Правая рука каждого лежала на левом плече стоящего впереди. Левая рука была заведена назад так, что ладонь тыльной стороной лежала на лопатке.

Змея двигалась под неумолкающую дробь там-тамов. Опоясывала племенное дерево концентрическими кругами. Люди без различия пола и возраста приплясывали на полусогнутых ногах и хором что-то выкрикивали.

Вихляли их голые зады. Ночью не было даже стыдливых напаховых повязок. Звонкий язык звучал уже не колокольчиками, а ударами набатного колокола. Ритуальное самоубийство перешло в ритуальные похороны.

Дождь перестал внезапно, как начался.

Крики усилились. Кондратьев заметил, что и его ноги против воли притопывают в такт барабанам. Скосив глаза вниз, увидел, что ботинок друга Сереги ритмично шлепает по грязи.

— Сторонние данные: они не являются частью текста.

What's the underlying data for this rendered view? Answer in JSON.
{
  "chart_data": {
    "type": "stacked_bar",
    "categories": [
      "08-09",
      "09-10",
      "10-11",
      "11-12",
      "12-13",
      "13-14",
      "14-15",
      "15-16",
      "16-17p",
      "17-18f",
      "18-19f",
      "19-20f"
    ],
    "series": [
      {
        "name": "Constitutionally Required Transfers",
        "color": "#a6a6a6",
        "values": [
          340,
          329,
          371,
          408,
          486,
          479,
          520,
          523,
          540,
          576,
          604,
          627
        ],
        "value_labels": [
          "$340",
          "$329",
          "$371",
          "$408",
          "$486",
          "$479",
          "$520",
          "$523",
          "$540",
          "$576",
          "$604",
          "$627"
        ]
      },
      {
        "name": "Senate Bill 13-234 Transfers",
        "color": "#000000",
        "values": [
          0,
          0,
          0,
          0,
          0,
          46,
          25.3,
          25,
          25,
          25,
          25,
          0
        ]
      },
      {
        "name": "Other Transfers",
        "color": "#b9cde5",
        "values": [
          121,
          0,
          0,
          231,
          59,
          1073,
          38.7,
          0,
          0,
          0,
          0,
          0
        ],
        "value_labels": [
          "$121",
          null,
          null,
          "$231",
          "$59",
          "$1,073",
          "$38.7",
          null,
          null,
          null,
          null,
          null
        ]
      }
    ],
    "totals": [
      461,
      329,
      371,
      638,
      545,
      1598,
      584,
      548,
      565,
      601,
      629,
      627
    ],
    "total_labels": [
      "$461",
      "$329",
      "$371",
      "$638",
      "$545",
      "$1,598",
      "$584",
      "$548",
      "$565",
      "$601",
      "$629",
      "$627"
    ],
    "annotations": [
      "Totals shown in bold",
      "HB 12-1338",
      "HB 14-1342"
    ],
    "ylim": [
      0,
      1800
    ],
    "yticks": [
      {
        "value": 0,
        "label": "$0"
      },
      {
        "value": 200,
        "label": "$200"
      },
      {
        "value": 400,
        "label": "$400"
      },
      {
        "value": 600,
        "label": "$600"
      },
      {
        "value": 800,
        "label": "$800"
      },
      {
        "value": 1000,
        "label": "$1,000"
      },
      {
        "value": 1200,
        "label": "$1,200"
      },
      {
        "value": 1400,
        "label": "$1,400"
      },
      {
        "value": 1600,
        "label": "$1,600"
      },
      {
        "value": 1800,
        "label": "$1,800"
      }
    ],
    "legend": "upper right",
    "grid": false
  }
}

Прапорщик дернул его за рукав:

— Смотри, вон кто у них главный.

Во главе массы голых черных людей скакал один, закутанный в большой кусок белой перепачканной материи. Мокрая, она прилипла к его телу и не скрывала ровным счетом ничего. Наоборот, он казался более гол, чем прочие.

— Я знаю, кто это! — вспомнил капитан. — Мне позавчера показывал его вождь Нбаби. Это их главный колдун.

Змея неумолимо приближалась к темному углу, где стояли десантники. Плясали факелы. Били барабаны. Кричали сотни глоток. Человек в куске материи совершал немыслимые прыжки. Тело на копье больше не шевелилось.

Колдун Каплу поравнялся с русскими.

Увидел Кондратьева. На миг замер, онемел. Застыла и вереница черных людей.

Капитана буквально ослепила ненависть в глазах и чертах лица. Широкие губы растянулись в изуверском оскале. Огромные ноздри приплюснутого носа раздувались так, что грозили лопнуть. Толстые грубые мазки белой краски на щеках зловеще светились в темноте.

— Ты чего? — по-русски сказал капитан. — Что с тобой, чувак?

Мгновение спустя колдун дико завизжал, подпрыгнул и повел свою змею дальше. Куда-то в улочку. Сквозь скопище лачуг. Десантники как бы принимали парад.

Мимо них в полном составе тянулось племя фон, орущее лозунги на языке группы эве, части суданской группы языков.

От земли поднимался пар. Целые столбы пара. В тропиках после ливня сразу становится очень душно. Температура высокая, влаги много.

Ни Зуби, ни ее отца Кондратьев так и не увидел. Может, оттого, что чернокожие в массе неотличимы. Точно так с точки зрения чернокожих неотличимы белые люди.